I am writing this in the wee hours of the morning because I am dealing with several side effects of attending an event that set me back. It’s not that I went into the event unaware and was blindsided. I wasn’t sure what to expect but I knew I would not emerge unscathed.
The fact that I am writing this when I would otherwise be sound asleep speaks to one of the side effects. For the past 3 weeks or more, as I have been doing some serious physical training, I have had no interrupted sleep. That is by far the longest stretch in over two years of finding quality sleep.
The past few hours have been different. My dreams have been wild. My dreams seemed just a bit too real, not being able to discern dream from reality. My dreams have been unsettling and upsetting. And right now I am wide awake because I can’t get back to sleep.
What got me into this
For one day I had put aside the intentional planning that my occupational therapist has been drilling into me for the past year. I did not work out a back up plan, unless retreating to a quiet place qualifies as a back up plan.
And yet, as I look back on the evening, I realize I have developed some habits that protect me from sensory overload and succumbing to extreme neural fatigue. I know to seat myself in an auditorium so that I can make an inconspicuous exit. Exiting from a venue that seems to cause disruption, perceived or real, adds significantly to my sensory loading and therefore my recovery time.
My decision to attend the event was a calculated decision based on an anticipated Cost/Benefit consideration. That’s why I am not surprised to come away from the event feeling content despite having my day, or rather night, significantly interrupted. I chose to attend a 50th anniversary celebration of an institution that I have been well connected with for 30 or more years. The sense of contentment in the middle of dealing with disruption comes from the affirmations that I serendipitously received in the course of the evening. At the same time, the sense of contentment comes from hearing from different people and how they are doing.
Modifications I find helpful
Large groups wear me done. With larger groups the negative effect is exponentially greater. The level of noise is a minor factor yet becomes significant over the course of a couple hours. More significant is the processing of too many sensory impressions in a short block of time; following conversations, reading body language, interpreting tone of voice, looking for segways into a conversation, and managing the emotions of the moment.
By seeking out quieter places, places with fewer people, I found myself engaged in one-on-one conversations and avoiding the complexity of small groups. By keeping myself visible in the quieter areas, people I know and have worked with ended up finding me and so I didn’t feel isolated.
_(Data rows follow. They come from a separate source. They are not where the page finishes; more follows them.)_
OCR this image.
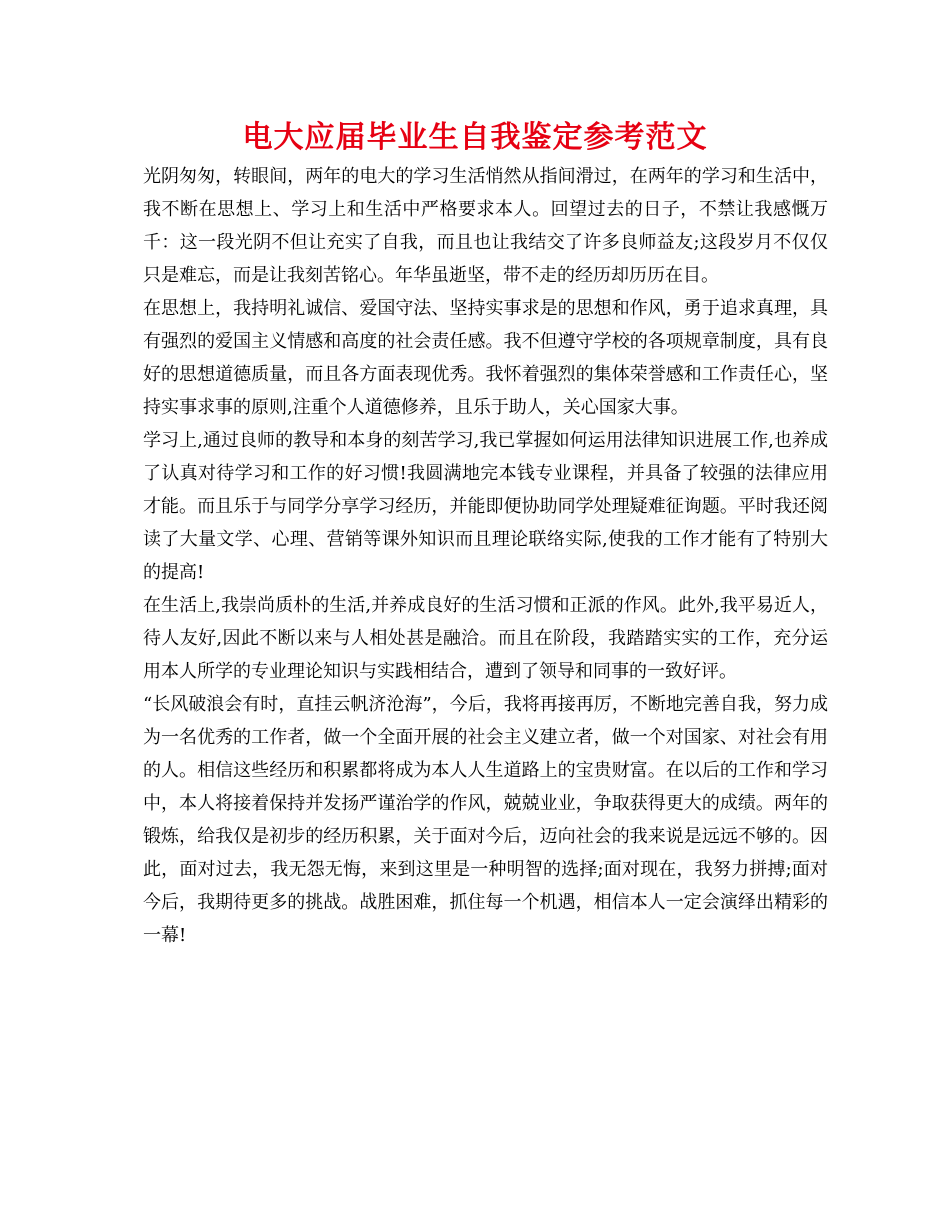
电大应届毕业生自我鉴定参考范文

光阴匆匆，转眼间，两年的电大的学习生活悄然从指间滑过，在两年的学习和生活中，我不断在思想上、学习上和生活中严格要求本人。回望过去的日子，不禁让我感慨万千：这一段光阴不但让充实了自我，而且也让我结交了许多良师益友;这段岁月不仅仅只是难忘，而是让我刻苦铭心。年华虽逝坚，带不走的经历却历历在目。

在思想上，我持明礼诚信、爱国守法、坚持实事求是的思想和作风，勇于追求真理，具有强烈的爱国主义情感和高度的社会责任感。我不但遵守学校的各项规章制度，具有良好的思想道德质量，而且各方面表现优秀。我怀着强烈的集体荣誉感和工作责任心，坚持实事求事的原则,注重个人道德修养，且乐于助人，关心国家大事。

学习上,通过良师的教导和本身的刻苦学习,我已掌握如何运用法律知识进展工作,也养成了认真对待学习和工作的好习惯!我圆满地完本钱专业课程，并具备了较强的法律应用才能。而且乐于与同学分享学习经历，并能即便协助同学处理疑难征询题。平时我还阅读了大量文学、心理、营销等课外知识而且理论联络实际,使我的工作才能有了特别大的提高!

在生活上,我崇尚质朴的生活,并养成良好的生活习惯和正派的作风。此外,我平易近人，待人友好,因此不断以来与人相处甚是融洽。而且在阶段，我踏踏实实的工作，充分运用本人所学的专业理论知识与实践相结合，遭到了领导和同事的一致好评。

“长风破浪会有时，直挂云帆济沧海”，今后，我将再接再厉，不断地完善自我，努力成为一名优秀的工作者，做一个全面开展的社会主义建立者，做一个对国家、对社会有用的人。相信这些经历和积累都将成为本人人生道路上的宝贵财富。在以后的工作和学习中，本人将接着保持并发扬严谨治学的作风，兢兢业业，争取获得更大的成绩。两年的锻炼，给我仅是初步的经历积累，关于面对今后，迈向社会的我来说是远远不够的。因此，面对过去，我无怨无悔，来到这里是一种明智的选择;面对现在，我努力拼搏;面对今后，我期待更多的挑战。战胜困难，抓住每一个机遇，相信本人一定会演绎出精彩的一幕!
Being in a banquet hall with 6 people at my table and another 300 guests in the hall is quickly overwhelming. I intentionally engaged with only the two guests on either side of me rather than the whole group at my table. The second modification that I made was to arrange with one of the guests at my table to text me at certain junctures in the event. So after some initial introductions I left the hall for awhile and re-emerged from time to time to catch the key elements of the evening.
A big part of managing my ABI symptoms has to do with managing my expectations when I attend an event that I know will likely set me back. That’s where the Cost/Benefit plays a significant role. It might seem a bit selfish, but if the event won’t give me a boost then the negative after effects become a burden, threatening to cause a downward spiral that is clearly counter productive.
The event has left me with many wonderful memories. By keeping my expectations low, yet allowing myself a certain level of vulnerability, wonderful experiences did emerge. I can recount many wonderful moments but let me share a couple of notables.
I had one mother of a former student share a number of experiences with me. The one she was most eager to share was how her daughter missed the whole first week of school. She was too nervous to bring herself to accept me as her teacher. In the end she decided that I had been her most inspiring teacher. I recounted with the mother her daughter’s strengths (from 15 years ago) and was not surprised to hear what activities she is presently doing.
After sharing briefly with one former colleague he offered to pray over me, to request healing. To me it spoke to his strength of character and his sense of ministry. And so there were a variety of different kinds of sharing throughout the evening that left me encouraged, hopeful and with a sense of being surrounded by people who care and seek to be supportive.
It might take a day or two to recover but after an event like last night it is not a discouraging or frustrating walk. The power of prayer, the power of living in community with arms reaching out, takes down the walls of isolation that an acquired brain injury easily creates.
And now, I’m ready to sleep some more. I need to be ready to do a short presentation in the morning – part of measured planning albeit, this one has a back up plan.